What the NRA has done is to make all Republican government officials, as well as some of the Democratic ones, fearful of their power and unwilling to vote for any common-sense gun laws. Like background checks on all gun purchases: two-thirds of NRA members and three-quarters of the general public support a law mandating background checks on all firearms purchases. Makes sense, right? Not according to the NRA. Any, and I mean any, gun restrictions are opposed by them under the “slippery slope” theory, that it will eventually lead to gun confiscation by the government. The most heinous example of this kowtowing to pro-gun forces is the fact that the Center for Disease Control is no longer allowed to research the effects of gun violence. So, not only are we not allowed to enjoy our First Amendment rights to life and the pursuit of happiness, our federal scientists entrusted with protecting the public cannot even conduct a study to determine how to save the lives and limbs of the people injured or killed by gun violence. Not to mention the many, many more whose lives have been permanently altered by witnessing gun violence, or who are burdened with grief by the loss of a loved one to the American way.

The Second Amendment was construed by the supreme court, in the Heller decision, to mean that private individuals are allowed to own guns in America. The reason that I took the capital letters out of the court’s name is that they don’t deserve to be deified. They are just a bunch of lawyers and judges who were appointed by various presidents, often for their political views. They are not deities. They insanely decided that an ancient law, passed in the days of single-shot muskets, can be applied to today’s society of high-tech weaponry and criminal nut cases, along with a lobby that not only refuses to pass any sane gun restrictions, but is hell-bent on removing the lame restrictions that already exist in a vanishing number of American states.

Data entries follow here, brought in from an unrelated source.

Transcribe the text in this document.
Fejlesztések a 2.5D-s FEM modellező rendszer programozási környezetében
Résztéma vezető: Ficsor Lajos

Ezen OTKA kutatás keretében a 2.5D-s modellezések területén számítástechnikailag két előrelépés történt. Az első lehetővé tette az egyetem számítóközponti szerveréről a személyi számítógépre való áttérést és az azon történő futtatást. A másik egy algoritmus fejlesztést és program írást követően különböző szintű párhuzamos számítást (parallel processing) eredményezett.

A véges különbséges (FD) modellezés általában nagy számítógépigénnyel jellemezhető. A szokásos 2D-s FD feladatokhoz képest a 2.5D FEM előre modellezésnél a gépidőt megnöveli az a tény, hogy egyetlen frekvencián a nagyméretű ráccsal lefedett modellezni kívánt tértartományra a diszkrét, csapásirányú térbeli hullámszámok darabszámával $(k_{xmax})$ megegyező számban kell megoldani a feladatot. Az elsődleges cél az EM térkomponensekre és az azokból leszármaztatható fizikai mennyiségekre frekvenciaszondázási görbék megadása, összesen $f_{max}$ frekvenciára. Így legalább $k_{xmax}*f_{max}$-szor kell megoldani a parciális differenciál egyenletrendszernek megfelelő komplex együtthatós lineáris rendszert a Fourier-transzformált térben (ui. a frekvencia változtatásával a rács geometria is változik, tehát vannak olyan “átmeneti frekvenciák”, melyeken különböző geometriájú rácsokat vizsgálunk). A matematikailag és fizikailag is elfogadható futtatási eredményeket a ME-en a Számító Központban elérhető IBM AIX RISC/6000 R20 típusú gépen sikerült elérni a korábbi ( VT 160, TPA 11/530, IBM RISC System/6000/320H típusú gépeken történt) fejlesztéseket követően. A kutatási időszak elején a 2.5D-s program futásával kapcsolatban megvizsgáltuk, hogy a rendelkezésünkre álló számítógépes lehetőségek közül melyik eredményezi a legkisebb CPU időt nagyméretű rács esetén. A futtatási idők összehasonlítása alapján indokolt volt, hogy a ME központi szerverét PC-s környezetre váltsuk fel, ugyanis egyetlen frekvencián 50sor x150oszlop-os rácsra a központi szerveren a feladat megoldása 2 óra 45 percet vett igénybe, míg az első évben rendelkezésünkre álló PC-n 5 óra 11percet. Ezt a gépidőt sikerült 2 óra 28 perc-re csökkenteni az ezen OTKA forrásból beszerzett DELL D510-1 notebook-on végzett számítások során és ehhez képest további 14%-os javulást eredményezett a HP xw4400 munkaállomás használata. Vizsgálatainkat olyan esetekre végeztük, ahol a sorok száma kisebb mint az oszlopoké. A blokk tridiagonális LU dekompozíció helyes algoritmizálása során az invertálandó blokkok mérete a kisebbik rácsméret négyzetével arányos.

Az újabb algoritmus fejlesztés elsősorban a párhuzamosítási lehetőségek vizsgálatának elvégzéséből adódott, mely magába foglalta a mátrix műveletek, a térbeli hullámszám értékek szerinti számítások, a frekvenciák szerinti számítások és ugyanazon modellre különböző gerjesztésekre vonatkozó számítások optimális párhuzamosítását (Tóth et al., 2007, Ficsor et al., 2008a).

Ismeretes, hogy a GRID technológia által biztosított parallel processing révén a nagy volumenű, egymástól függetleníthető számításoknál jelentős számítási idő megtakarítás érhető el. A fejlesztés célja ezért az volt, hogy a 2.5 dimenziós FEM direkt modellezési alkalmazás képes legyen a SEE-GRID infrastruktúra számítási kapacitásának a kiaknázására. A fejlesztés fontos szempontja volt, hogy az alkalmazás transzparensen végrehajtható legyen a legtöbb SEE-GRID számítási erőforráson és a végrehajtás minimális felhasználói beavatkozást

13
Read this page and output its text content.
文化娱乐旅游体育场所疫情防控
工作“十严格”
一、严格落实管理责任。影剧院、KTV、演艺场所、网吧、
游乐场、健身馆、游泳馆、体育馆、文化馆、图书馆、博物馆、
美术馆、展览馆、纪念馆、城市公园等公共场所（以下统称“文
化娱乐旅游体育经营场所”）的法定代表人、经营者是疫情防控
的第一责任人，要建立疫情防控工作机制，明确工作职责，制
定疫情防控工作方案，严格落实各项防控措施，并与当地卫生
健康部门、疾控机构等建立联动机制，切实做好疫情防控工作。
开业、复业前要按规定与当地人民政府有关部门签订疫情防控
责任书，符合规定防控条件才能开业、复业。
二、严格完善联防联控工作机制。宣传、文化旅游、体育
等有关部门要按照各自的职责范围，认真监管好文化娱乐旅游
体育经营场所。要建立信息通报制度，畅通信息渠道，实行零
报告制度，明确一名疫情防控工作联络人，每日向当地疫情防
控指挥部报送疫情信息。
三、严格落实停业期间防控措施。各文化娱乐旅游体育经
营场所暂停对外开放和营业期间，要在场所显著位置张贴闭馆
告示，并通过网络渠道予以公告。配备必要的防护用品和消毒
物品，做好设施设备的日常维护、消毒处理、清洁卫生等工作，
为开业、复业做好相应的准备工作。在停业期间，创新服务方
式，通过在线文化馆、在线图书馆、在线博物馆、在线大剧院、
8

There are a whole bunch of reasons for this sorry state of affairs. Gerrymandering, money-drenched politics, an ignorant public among them. Donald Trump’s jingoistic “America First” stupidity might be correctly applied to our gun violence problem. We truly are first. We truly are exceptional. We have the most corrupt, crooked, cynical, money-hungry, partisan politicians in the world. There are so many guns in circulation now that, even if we stopped all gun sales, the guns in existence, some 300 million of them, would keep our hospitals and morgues busy for quite a while. There aren’t any easy answers, but I can tell you this: There is only one party that is monolithic in its support for the NRA. Guess which one it is. If by some stroke of luck we don’t shoot ourselves in the foot by dividing the Democratic party by Bernie Sanders and his advocates’ litmus tests, and we take back at least one branch of the government, that would be a good start.